Özetle ticarette altın olarak karşılığı ortak bir sistemle belirlenmiş banknotlar kullanılıyordu. Bu sebeple her ülkede eldeki para miktarına göre devlet rezervlerinde ne kadar altın tutulduğu belliydi. Ancak kısa zaman içinde bu sistem terk edilecekti. 

İkinci Dünya Savaşı ortalığı toz duman ettikten sonra ülkeler Amerika’da toplandılar ve “Altın Kambiyo Sistemi” denen bir sisteme geçtiler. Buna göre 1 ons altının fiyatı 35 dolar olarak belirlendi. Dolayısıyla artık sizin bir ons altınınız varsa bunu verip 35 dolar alabilirdiniz ya da tam tersi. 

Bu sistem için o zamanın güçlü devletleri hep birlikte karar aldı ve işler bunun etrafında işlemeye başladı. Böylece tedavüldeki paranın karşılığı olarak devletlerin kasasında ne kadar altın olması gerektiğine yeni bir ölçü gelmiş oluyordu ama yine de işin içinde bir zenginlik ölçüsü mevcuttu.

1971’de petrol krizi gerekçesiyle ABD tek taraflı bir kararla işi bozdu, para ile altının bu ilişkisine son verdi. Kendi başına ve tamamen kendi isteğiyle… 

Altın kambiyo sisteminde alınan karara imza atan devletlerin hiçbirine sormadan bu belirleyici ölçütü tek taraflı olarak kaldırdı. 

Dolayısıyla o günden beri Dünya’da işler çok değişti. 

Soğuk savaşın bitmesi, giderek yoğunlaşan küreselleşme, yoğun teknoloji yoluyla sermaye hareketlerinin çok kolay gerçekleştirilebilmesi. Her şey büyük bir hızla ilerledi.
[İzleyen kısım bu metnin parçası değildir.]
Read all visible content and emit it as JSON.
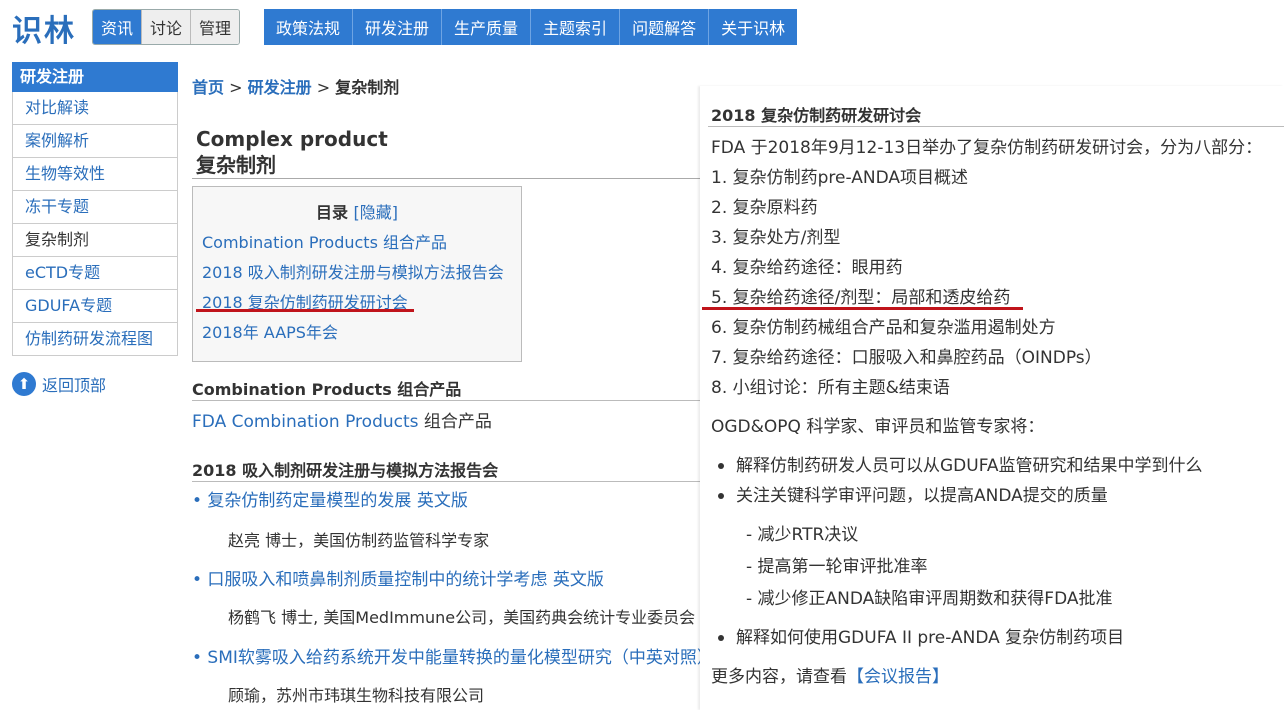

Gelelim günümüze… 2021 yılı anlattığım hikayedeki belirleyici aşamanın 50.yıldönümü. Tam elli yıldır karşılığı olmayan kâğıt parçalarıyla sistemi işleten Amerika şu günlerde bir tartışma yaşıyor. 

“İnsanları mı kurtarmalıyız yoksa bir an önce ekonomiyi açmaya mı bakmalıyız?” 
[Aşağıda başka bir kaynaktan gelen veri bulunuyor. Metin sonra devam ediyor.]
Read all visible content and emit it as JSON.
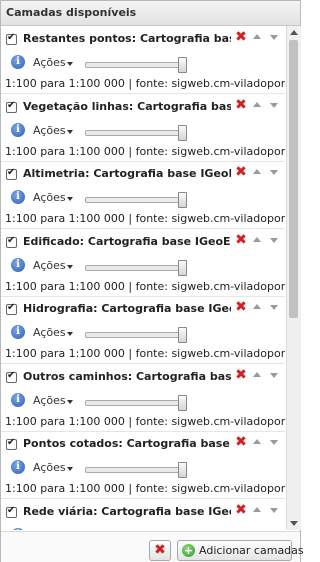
{
  "panel": {
    "title": "Camadas disponíveis"
  },
  "layers": [
    {
      "name": "Restantes pontos: Cartografia base IGeoE",
      "checked": true,
      "opacity_percent": 100,
      "actions_label": "Ações",
      "scale": "1:100 para 1:100 000",
      "separator": "|",
      "source": "fonte: sigweb.cm-viladoporto.pt"
    },
    {
      "name": "Vegetação linhas: Cartografia base IGeoE",
      "checked": true,
      "opacity_percent": 100,
      "actions_label": "Ações",
      "scale": "1:100 para 1:100 000",
      "separator": "|",
      "source": "fonte: sigweb.cm-viladoporto.pt"
    },
    {
      "name": "Altimetria: Cartografia base IGeoE",
      "checked": true,
      "opacity_percent": 100,
      "actions_label": "Ações",
      "scale": "1:100 para 1:100 000",
      "separator": "|",
      "source": "fonte: sigweb.cm-viladoporto.pt"
    },
    {
      "name": "Edificado: Cartografia base IGeoE",
      "checked": true,
      "opacity_percent": 100,
      "actions_label": "Ações",
      "scale": "1:100 para 1:100 000",
      "separator": "|",
      "source": "fonte: sigweb.cm-viladoporto.pt"
    },
    {
      "name": "Hidrografia: Cartografia base IGeoE",
      "checked": true,
      "opacity_percent": 100,
      "actions_label": "Ações",
      "scale": "1:100 para 1:100 000",
      "separator": "|",
      "source": "fonte: sigweb.cm-viladoporto.pt"
    },
    {
      "name": "Outros caminhos: Cartografia base IGeoE",
      "checked": true,
      "opacity_percent": 100,
      "actions_label": "Ações",
      "scale": "1:100 para 1:100 000",
      "separator": "|",
      "source": "fonte: sigweb.cm-viladoporto.pt"
    },
    {
      "name": "Pontos cotados: Cartografia base IGeoE",
      "checked": true,
      "opacity_percent": 100,
      "actions_label": "Ações",
      "scale": "1:100 para 1:100 000",
      "separator": "|",
      "source": "fonte: sigweb.cm-viladoporto.pt"
    },
    {
      "name": "Rede viária: Cartografia base IGeoE",
      "checked": true,
      "opacity_percent": 100,
      "actions_label": "Ações",
      "scale": "",
      "separator": "",
      "source": ""
    }
  ],
  "icons": {
    "delete": "delete-icon",
    "up": "move-up-icon",
    "down": "move-down-icon",
    "info": "info-icon",
    "add": "add-icon"
  },
  "colors": {
    "delete": "#d42020",
    "info": "#2c5fb5",
    "add": "#2e9a2a"
  },
  "footer": {
    "add_label": "Adicionar camadas"
  }
}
Çağlar geçtikçe tarımsal artıdan, sermaye biriktirme sistemine evrilmiş ekonomi, ağırlık noktasını hazırlığı çoktan bitmiş dijital paraya kaydırırsa hepimiz yeni bir hayatla tanışacağız muhtemelen. 

Bakalım dolar kendi sahibiyle yaşadığı ölüm kalım savaşından galip mi mağlup mu çıkacak, yaşayıp göreceğiz.